“We don’t know what time will do back home, any more than we know what it does here.”
“All right, but?—”
“Years could pass, El. We can’t waste a minute of daylight, and if it wasn’t a guaranteed bloodbath, we’d be on the road at night too.”
“This is no temporary problem. Those markets move, you know. Did anyone tell you that?”
“Move?” He shook his head. “How?”
“How do they send someone soaring across the Infinitum with magic?” she asked rhetorically.
“The market was a permanent place. It was way too settled not to be,” he replied, though even as he said the words, he recalled the way the Conductor’s wall had become a curtain, how the back room had appeared from nowhere. The wheel. The river. “How do you know this?”
“I don’t,” she admitted. “But it stands to reason that if you can simply ‘think’ it into existence, then it doesn’t adhere to science as we understand it, which is true of most everything else here too. So it either moves or is invisible until it no longer wants to be, but either way, it must know your intentions, which reasons that it knows you’re planning a theft of services bartered in... well, perhaps not good faith, but you did agree to the terms. What are the chances of them helping you now?”
If she was right, he’d underestimated the difficulty of the matter. “If I can’t retrieve it quickly, I’ll send you home, then return myself.”
“Uh, uh. No, this goes both ways.” Elloven crossed her arms, wearing the stern look of a cross mother. “Wherever we go, we go together.”
“El—”
“I won’t hear another word.”
Jesstin sputtered a laugh. “You call me stubborn, but have you met yourself?”
“Do you expect me to apologize?”
“Wouldn’t dare,” he said lightly. “If you’re so determined?—”
“Jesstin.” Elloven’s expression froze in shock. She shook her head in tight, anxious passes. “Look.”
“At what?” he asked but was already following her gaze. A sign had appeared where none had been before. There was only one directional indicator. “Forum Obscura.” He sucked his teeth. “I suppose that’s for us.”
“You’re sure about this?”
“I’m only sure we won’t find the spiral without help, and even if we eventually got lucky, we’d risk returning to a world we don’t recognize.”
“What kind of vendor are we looking for?”
Not one in fucking pinstripes. “One who deals in maps.”
“If they have a map to this spiral, wouldn’t others have already read it?”
“To what purpose? We only need the spiral to find the doors, doors only people like me can see or use.” Saying it out loud made it sound even stupider, but Ryquin had practically built a religion around its veracity. “If this market is anything like the one I went to, they’ll seek us out and take us where we need to go. But time is even weirder in there, so there’s a chance we’ll get stuck there through the night.”
Elloven laced her hand through his. “Then what are we waiting for?”

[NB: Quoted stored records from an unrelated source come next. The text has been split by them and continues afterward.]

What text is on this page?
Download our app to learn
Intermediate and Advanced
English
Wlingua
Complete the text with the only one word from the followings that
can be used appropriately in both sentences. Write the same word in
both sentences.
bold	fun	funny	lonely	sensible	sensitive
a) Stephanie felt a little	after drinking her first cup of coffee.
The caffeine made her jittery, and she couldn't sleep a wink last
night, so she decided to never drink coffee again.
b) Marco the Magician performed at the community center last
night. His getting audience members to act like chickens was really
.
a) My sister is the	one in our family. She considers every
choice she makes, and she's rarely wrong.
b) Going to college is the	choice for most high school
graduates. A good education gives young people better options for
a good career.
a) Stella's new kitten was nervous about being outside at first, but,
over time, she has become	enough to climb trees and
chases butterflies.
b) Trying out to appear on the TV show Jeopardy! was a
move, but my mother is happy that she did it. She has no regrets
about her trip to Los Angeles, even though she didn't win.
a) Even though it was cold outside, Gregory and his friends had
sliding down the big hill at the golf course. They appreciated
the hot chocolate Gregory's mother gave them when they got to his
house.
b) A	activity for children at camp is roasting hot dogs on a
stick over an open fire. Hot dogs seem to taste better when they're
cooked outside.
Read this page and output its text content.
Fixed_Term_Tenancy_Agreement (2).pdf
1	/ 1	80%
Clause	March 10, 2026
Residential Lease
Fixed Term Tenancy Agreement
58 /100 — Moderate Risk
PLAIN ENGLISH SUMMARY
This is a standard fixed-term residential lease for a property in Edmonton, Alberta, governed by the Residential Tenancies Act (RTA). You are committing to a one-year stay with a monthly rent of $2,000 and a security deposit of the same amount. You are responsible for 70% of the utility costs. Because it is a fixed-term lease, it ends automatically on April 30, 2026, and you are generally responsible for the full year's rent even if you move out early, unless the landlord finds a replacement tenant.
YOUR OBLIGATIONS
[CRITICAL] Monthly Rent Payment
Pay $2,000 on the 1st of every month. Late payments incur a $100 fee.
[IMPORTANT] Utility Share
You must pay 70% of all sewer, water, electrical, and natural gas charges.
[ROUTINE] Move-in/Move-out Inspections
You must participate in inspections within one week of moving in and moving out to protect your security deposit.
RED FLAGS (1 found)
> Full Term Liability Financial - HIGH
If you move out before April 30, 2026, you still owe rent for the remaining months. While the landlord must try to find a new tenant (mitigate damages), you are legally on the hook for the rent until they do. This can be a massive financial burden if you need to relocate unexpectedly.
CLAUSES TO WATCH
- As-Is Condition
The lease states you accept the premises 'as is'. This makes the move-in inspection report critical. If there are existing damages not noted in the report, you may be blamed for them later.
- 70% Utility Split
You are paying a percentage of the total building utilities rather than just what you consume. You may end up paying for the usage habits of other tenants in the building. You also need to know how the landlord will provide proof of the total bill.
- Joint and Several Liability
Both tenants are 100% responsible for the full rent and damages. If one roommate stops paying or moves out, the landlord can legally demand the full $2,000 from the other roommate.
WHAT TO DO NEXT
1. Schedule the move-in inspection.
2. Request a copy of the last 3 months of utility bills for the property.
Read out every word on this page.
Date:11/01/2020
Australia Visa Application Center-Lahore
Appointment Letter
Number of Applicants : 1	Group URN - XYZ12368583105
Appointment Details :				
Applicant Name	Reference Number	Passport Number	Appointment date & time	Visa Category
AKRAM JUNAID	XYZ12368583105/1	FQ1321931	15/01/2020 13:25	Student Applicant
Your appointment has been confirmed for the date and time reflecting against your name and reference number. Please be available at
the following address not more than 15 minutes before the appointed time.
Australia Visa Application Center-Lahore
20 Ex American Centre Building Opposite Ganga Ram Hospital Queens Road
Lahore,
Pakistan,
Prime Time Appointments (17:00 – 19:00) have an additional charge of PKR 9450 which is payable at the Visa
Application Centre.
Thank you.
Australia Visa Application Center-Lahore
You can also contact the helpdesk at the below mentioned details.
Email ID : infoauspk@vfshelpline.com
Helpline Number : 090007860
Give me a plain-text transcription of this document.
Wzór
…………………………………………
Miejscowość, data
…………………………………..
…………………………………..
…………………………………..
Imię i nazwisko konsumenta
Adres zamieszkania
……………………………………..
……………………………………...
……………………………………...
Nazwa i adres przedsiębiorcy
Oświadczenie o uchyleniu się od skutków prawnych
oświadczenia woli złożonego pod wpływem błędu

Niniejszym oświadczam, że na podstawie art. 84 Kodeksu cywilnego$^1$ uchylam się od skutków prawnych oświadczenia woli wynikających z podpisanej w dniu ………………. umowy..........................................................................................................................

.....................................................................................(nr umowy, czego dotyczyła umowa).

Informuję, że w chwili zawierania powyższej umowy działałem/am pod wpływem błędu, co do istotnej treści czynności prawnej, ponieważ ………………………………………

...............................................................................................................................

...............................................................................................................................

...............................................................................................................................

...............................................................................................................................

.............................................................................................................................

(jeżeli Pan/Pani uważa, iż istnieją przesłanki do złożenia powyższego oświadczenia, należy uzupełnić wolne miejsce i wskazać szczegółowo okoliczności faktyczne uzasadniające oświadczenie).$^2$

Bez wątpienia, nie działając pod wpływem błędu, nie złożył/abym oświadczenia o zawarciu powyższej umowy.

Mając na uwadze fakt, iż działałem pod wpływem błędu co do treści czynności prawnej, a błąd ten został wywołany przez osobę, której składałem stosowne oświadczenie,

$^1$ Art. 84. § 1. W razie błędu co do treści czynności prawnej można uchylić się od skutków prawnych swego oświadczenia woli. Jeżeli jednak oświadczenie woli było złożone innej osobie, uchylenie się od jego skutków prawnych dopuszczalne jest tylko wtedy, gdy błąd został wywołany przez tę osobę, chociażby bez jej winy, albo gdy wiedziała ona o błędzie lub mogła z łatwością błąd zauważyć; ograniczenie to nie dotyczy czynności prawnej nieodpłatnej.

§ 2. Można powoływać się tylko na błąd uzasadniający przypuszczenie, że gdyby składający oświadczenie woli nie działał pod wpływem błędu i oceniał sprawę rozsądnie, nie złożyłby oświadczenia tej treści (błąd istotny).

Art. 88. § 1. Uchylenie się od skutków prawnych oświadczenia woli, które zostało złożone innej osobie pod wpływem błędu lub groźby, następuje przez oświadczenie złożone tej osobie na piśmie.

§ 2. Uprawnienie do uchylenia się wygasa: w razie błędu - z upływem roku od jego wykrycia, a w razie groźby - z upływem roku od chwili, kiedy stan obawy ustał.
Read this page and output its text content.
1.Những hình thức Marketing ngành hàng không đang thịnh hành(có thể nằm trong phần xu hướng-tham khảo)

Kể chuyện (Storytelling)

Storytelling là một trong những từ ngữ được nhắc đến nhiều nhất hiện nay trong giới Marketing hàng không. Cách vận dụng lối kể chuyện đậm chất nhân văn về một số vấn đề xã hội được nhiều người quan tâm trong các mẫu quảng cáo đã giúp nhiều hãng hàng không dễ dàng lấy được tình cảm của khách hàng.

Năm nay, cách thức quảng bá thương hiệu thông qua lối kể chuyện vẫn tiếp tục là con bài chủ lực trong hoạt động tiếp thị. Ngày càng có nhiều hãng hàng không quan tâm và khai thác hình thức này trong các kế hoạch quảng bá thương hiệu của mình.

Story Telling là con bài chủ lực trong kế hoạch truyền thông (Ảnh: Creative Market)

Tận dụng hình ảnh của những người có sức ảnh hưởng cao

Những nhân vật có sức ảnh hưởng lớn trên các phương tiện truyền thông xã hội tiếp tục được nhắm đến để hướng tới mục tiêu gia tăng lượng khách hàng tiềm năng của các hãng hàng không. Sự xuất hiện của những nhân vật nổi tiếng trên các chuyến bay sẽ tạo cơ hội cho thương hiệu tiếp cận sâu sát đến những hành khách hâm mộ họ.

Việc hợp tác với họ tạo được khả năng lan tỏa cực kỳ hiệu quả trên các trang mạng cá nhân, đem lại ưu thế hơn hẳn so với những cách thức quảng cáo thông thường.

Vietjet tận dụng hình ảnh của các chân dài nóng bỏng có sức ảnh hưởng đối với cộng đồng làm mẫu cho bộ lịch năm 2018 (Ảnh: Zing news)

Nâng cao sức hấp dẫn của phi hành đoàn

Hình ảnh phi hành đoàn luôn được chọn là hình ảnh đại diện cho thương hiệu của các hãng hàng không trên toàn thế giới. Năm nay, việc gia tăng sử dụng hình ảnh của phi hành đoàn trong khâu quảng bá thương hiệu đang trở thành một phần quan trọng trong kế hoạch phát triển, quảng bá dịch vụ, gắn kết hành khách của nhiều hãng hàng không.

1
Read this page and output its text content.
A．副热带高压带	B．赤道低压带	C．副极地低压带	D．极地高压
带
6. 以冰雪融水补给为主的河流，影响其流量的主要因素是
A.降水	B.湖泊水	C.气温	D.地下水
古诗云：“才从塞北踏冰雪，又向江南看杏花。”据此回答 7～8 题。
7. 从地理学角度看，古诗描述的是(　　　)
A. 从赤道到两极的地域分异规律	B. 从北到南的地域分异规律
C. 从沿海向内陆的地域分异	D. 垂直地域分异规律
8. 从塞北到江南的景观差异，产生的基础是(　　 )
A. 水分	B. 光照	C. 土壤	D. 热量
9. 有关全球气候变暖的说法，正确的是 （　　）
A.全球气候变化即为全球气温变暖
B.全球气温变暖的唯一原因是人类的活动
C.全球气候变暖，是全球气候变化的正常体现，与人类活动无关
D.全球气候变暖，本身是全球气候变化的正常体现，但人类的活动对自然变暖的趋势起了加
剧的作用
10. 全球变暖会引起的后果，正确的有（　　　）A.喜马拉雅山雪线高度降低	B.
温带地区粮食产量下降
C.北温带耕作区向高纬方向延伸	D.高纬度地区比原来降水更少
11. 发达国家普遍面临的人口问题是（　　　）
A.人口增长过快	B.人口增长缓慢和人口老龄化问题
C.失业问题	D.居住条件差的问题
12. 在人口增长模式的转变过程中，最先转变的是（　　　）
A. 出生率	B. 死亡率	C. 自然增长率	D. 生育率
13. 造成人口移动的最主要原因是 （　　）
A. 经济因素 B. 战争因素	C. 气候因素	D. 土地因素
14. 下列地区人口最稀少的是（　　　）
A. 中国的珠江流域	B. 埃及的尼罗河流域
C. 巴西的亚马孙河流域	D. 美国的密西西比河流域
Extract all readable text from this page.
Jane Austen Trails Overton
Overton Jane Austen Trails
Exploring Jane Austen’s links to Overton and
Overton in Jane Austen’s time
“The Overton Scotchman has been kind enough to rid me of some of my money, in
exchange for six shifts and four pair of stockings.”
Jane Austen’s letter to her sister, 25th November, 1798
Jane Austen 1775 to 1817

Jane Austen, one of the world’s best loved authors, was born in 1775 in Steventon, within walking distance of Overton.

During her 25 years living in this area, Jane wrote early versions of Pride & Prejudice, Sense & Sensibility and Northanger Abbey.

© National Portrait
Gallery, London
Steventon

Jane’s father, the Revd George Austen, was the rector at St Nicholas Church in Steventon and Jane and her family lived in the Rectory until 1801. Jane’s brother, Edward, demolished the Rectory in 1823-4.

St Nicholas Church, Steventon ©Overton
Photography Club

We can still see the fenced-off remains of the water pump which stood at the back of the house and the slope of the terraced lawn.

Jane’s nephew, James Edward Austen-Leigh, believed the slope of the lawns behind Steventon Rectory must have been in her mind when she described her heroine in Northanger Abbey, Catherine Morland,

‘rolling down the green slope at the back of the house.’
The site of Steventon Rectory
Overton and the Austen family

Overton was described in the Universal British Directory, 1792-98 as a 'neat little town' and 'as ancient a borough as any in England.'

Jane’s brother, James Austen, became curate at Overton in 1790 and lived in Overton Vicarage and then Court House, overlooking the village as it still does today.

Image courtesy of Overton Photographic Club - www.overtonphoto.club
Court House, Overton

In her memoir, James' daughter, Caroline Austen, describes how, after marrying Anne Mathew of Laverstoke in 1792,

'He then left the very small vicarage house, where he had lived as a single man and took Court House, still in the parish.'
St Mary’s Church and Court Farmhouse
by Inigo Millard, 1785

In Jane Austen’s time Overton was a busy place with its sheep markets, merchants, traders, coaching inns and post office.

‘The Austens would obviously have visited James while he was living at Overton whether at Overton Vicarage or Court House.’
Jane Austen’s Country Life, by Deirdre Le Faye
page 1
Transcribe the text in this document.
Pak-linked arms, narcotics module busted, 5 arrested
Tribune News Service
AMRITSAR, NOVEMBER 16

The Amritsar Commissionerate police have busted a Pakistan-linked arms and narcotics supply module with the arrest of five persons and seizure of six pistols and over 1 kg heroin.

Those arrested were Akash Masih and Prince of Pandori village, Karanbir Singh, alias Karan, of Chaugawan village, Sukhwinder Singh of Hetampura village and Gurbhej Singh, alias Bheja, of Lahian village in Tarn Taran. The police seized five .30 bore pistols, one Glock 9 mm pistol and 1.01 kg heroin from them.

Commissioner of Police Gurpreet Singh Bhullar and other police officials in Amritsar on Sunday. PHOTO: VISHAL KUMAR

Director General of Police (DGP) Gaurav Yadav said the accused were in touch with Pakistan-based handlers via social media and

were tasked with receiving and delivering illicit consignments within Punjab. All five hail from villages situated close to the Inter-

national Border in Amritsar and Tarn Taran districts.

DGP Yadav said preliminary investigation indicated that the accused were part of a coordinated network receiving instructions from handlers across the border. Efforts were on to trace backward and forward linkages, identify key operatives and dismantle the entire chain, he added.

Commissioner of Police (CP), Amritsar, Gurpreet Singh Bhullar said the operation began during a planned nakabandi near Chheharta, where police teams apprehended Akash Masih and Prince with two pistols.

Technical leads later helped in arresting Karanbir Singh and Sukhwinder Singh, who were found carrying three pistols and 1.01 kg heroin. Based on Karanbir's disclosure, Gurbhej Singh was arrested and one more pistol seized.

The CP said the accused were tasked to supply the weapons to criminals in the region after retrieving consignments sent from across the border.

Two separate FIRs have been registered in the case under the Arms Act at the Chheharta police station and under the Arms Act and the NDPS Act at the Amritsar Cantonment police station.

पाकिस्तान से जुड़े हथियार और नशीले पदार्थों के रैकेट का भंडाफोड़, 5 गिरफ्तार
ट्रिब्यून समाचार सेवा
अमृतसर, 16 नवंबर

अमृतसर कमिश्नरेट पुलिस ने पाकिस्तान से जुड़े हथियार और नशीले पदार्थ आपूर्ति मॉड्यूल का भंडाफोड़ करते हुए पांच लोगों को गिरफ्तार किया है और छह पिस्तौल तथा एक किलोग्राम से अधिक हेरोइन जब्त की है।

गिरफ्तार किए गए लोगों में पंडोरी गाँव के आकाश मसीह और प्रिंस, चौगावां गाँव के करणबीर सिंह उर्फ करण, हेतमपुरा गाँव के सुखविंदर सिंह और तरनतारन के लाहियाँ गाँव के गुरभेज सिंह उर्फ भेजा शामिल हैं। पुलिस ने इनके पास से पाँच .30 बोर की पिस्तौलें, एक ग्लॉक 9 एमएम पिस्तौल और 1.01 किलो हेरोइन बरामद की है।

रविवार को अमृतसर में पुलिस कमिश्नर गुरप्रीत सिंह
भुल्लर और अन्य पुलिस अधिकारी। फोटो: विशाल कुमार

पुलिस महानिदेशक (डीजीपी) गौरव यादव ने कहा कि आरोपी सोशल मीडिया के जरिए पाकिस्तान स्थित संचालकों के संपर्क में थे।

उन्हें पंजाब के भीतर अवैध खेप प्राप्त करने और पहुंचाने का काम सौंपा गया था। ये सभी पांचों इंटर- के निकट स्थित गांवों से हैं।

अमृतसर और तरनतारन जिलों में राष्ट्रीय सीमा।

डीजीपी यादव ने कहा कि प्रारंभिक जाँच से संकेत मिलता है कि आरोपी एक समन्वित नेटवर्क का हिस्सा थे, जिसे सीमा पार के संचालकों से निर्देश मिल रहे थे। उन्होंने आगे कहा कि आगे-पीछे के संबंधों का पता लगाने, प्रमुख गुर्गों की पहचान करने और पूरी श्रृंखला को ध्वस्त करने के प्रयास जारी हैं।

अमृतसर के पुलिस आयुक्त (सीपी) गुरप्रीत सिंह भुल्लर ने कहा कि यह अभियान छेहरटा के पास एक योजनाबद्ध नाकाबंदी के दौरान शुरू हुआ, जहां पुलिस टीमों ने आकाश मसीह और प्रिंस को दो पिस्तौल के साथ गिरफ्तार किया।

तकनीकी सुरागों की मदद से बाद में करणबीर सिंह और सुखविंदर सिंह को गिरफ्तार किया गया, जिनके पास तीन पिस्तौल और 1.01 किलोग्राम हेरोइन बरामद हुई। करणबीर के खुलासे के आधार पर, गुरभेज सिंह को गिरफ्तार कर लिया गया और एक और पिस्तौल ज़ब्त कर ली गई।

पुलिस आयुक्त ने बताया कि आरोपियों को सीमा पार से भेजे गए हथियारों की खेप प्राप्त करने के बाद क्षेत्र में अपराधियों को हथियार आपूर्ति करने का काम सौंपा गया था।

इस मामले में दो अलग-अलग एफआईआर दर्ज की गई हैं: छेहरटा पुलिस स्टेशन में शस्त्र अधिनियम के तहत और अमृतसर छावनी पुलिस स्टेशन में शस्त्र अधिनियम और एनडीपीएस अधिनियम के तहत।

“Never mind the darkness,” Elloven whispered as they entered the narrow, obsidian road devoid of others. She hadn’t even noticed the darkness until the sign. “You’ll find no light in the Obscura.” She frowned.
“The next one will tell us how time is useless, blah blah blah,” Jesstin explained. His grip on her hand tightened as the road stretched on.
Just as he’d said, the following sign read, Time pleads no case here. The dials will show you the time beyond the Obscura. Right after was one advertising an inn, should the patron miss a chance to leave safely. For a modest fee, of course. “Strange no one else is here,” she said.
“It was like that before. There were clients inside the market though.”
The road turned, then fanned into a fairway. New pathways formed, decked in dangling lights, each packed with colorful stalls. The stark silence disintegrated into a lively hubbub of commerce.
Two strangely dressed women, one quite tall, the other remarkably short, approached. They eyed Elloven but addressed Jesstin. “Ah, our man of mirrors has returned!”